What was recently announced highlights something unique, which is the circulation of a single national currency. But of course there will be a dollar / Cuban peso (CUP) exchange rate, since the transitory situation shows us a partial dollarization due to the existence of stores in convertible currencies (MLC) that create space for trial and error, reforms and adjustments, a safety net for trapeze artists, which lies in the existence of this network of stores to capture remittances of family aid in those currencies, all that satisfy the needs of the fortunate population with access to that convertible currency, and at the same time channel the currency profits for the good of the CUP.

An obvious doubt for Cubans without remittances is whether the state would sell some quantities of MLC for CUP. We believe that it would be prudent, but what happens is that the state must prioritize the purchases of products in MLC to guarantee sales in that currency and that there are no shortages of goods in those stores.
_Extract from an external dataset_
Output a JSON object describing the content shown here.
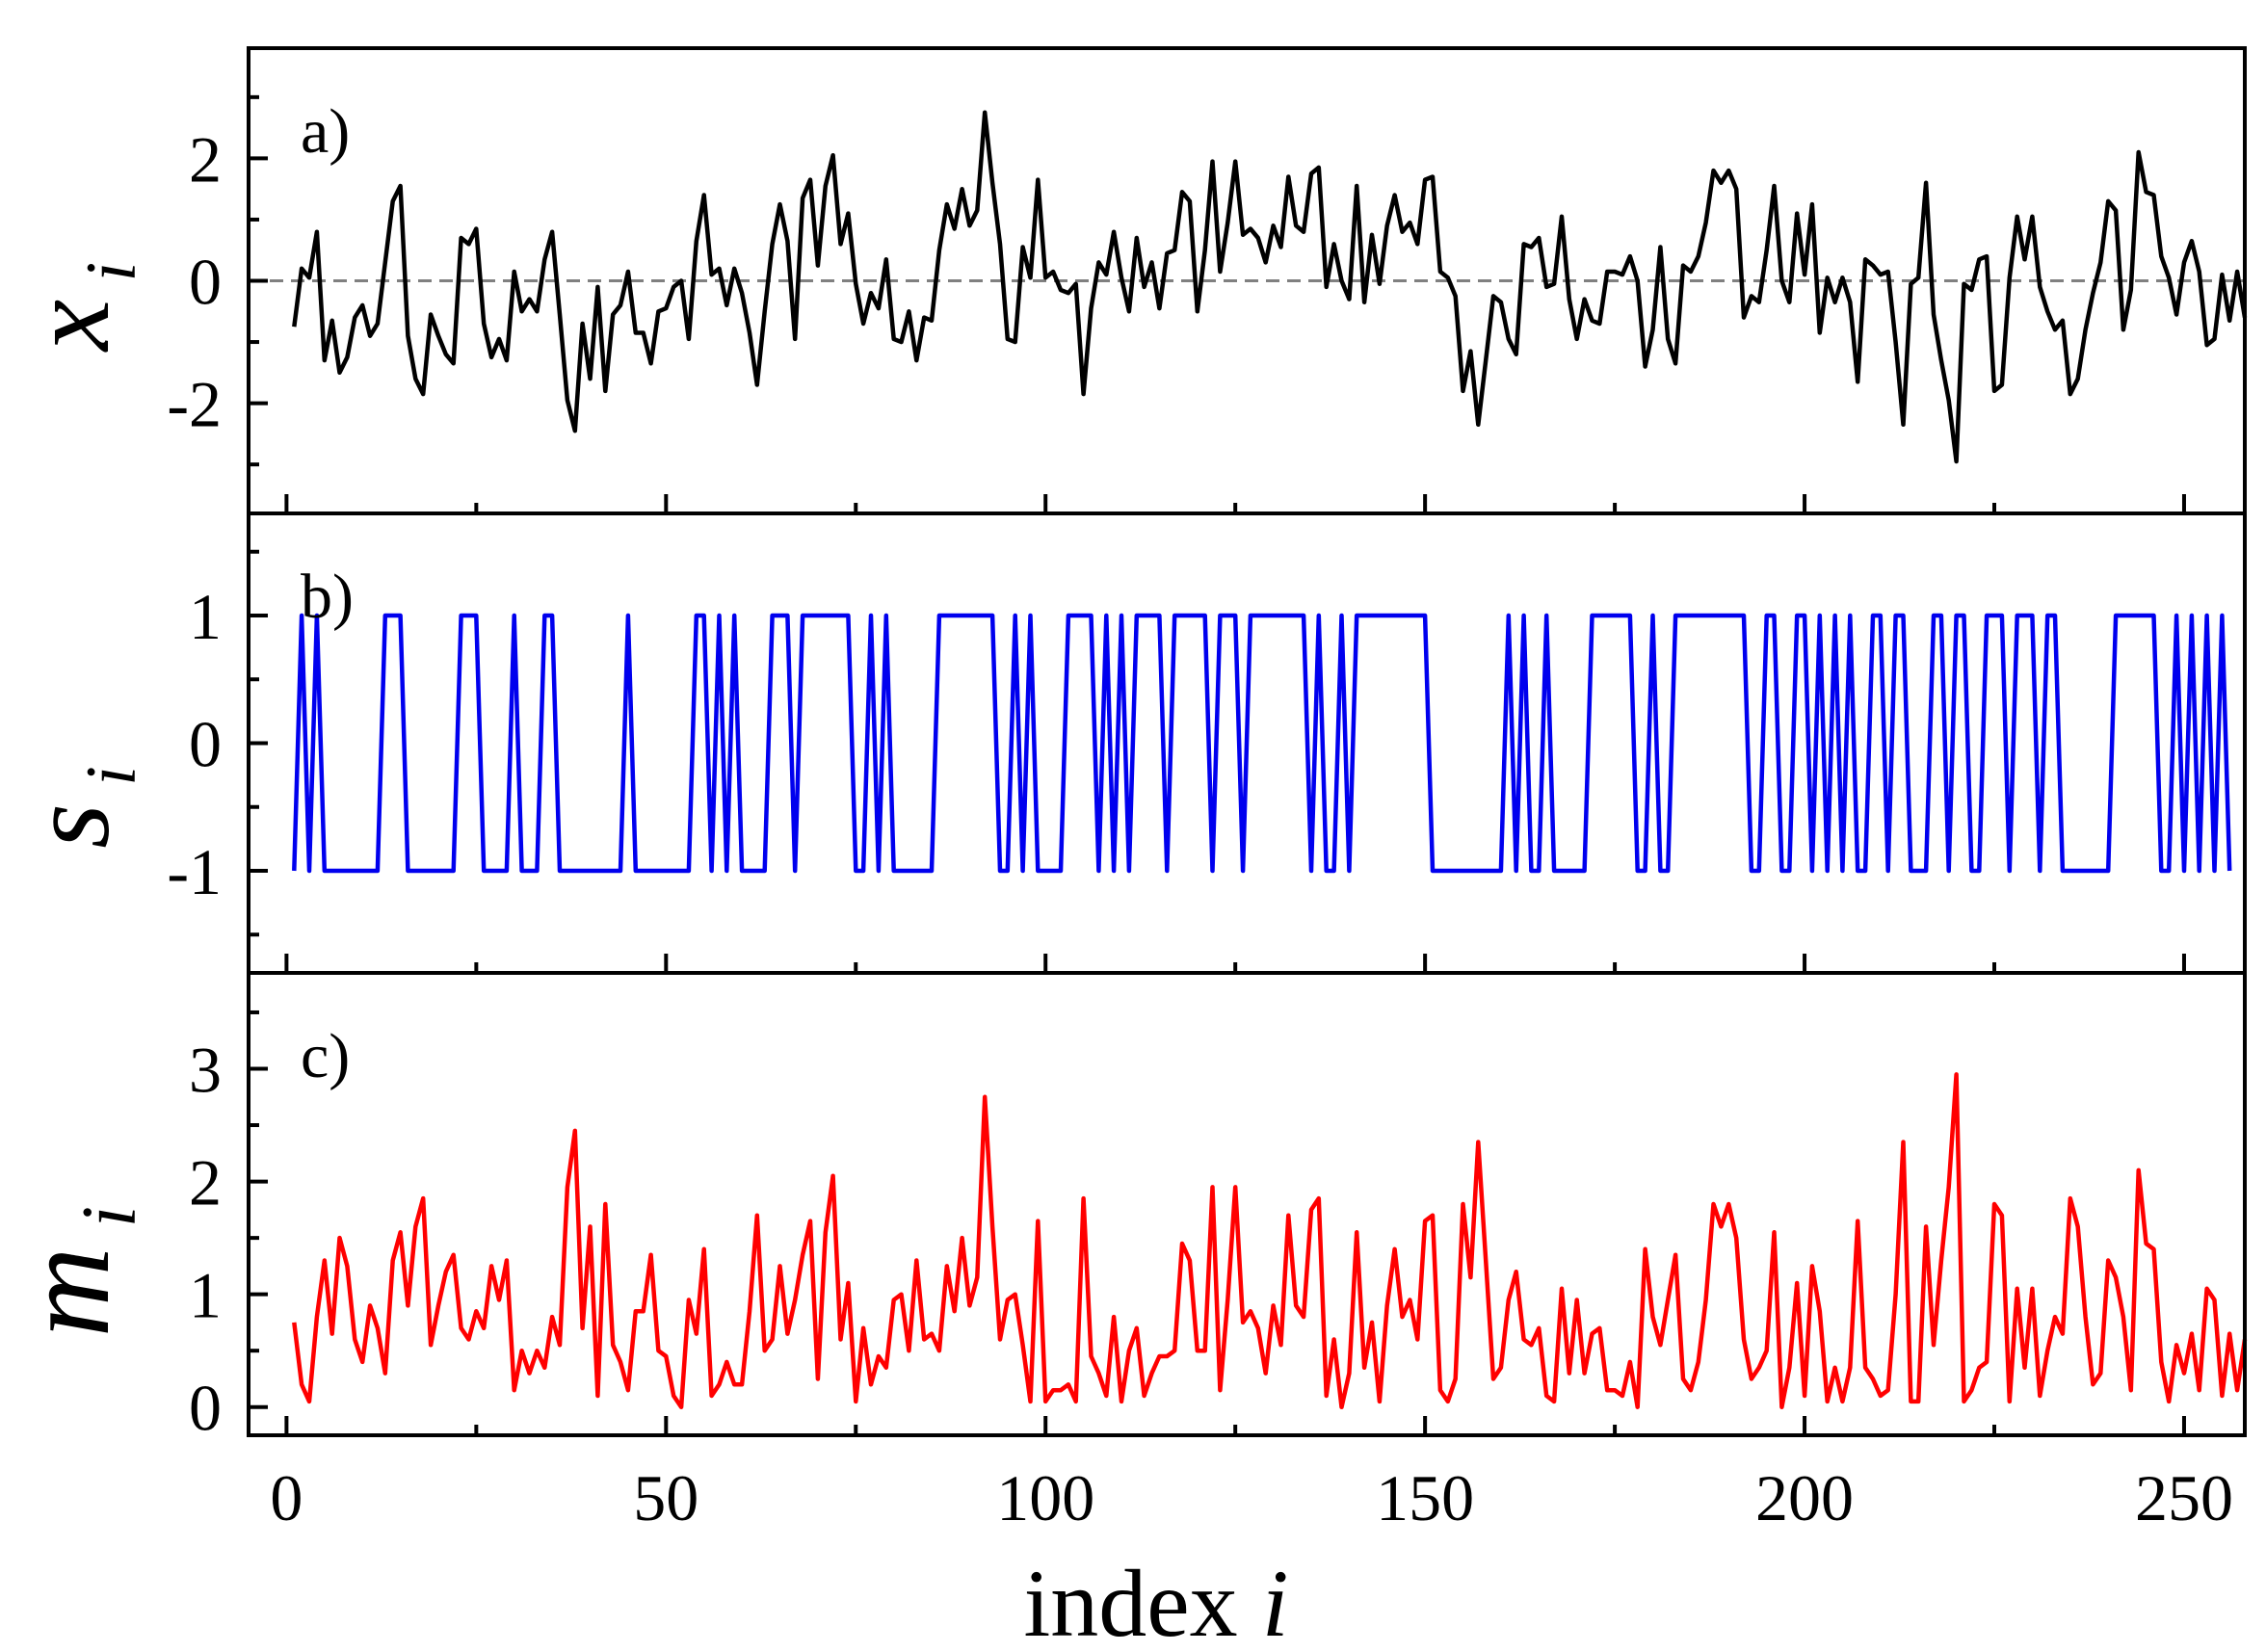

At the same time they can channel a percent for the recovery of the national industry.

There is, as part of the logic expressed by the leadership, the process of implementation of the country’s economic reform. Four measures would be carried out, which include leaving only the CUP circulating, establishing a single exchange rate for all actors in the country, a price increase and with it increases in wages and pensions. Which leads us to a question: Will people’s savings be affected? Is this obviously part of the collateral damage?

These same damages cannot be cushioned, since the country is currently suffering a generalized shortage of products and services, which prevent planning for expenses with a part of the savings. For example, if you had decided to remodel your house, or replace parts of the bathroom or kitchen, you find yourself with supply restrictions for these improvements. Obviously, the logic was the purchase of food in view of the country’s financial restrictions, the right policy, since it is about the survival of the population.

It is vital for Cuba to encourage the arrival of remittances. It is why we must create incentives for the location of remittances in productive efforts, rather than in consumption. The will to accept them must be demonstrated; politically, the authorities should look for ways to bolster this, and it should be part of the agenda of the postponed event of La Nación y su Emigración (The Nation and its Emigration).

Everything announced has been in the documents approved by the two previous Party Congresses (2011 and 2016), and approved in the different sessions of the Cuban Parliament, and at the highest levels of government, such as the Political Bureau, the Council of Ministers, and others. In other words, there is consensus on how to approach this. Therefore, what’s holding it up?

In conclusion, the roadmap has been announced. It offers hope. Our wish is that day zero for implementation is on the agenda policymakers regularly use and that they do not wait for a new agenda the following year. There is political capital: What else do they need?

Omar Everleny Pérez Villanueva is a Cuban economist.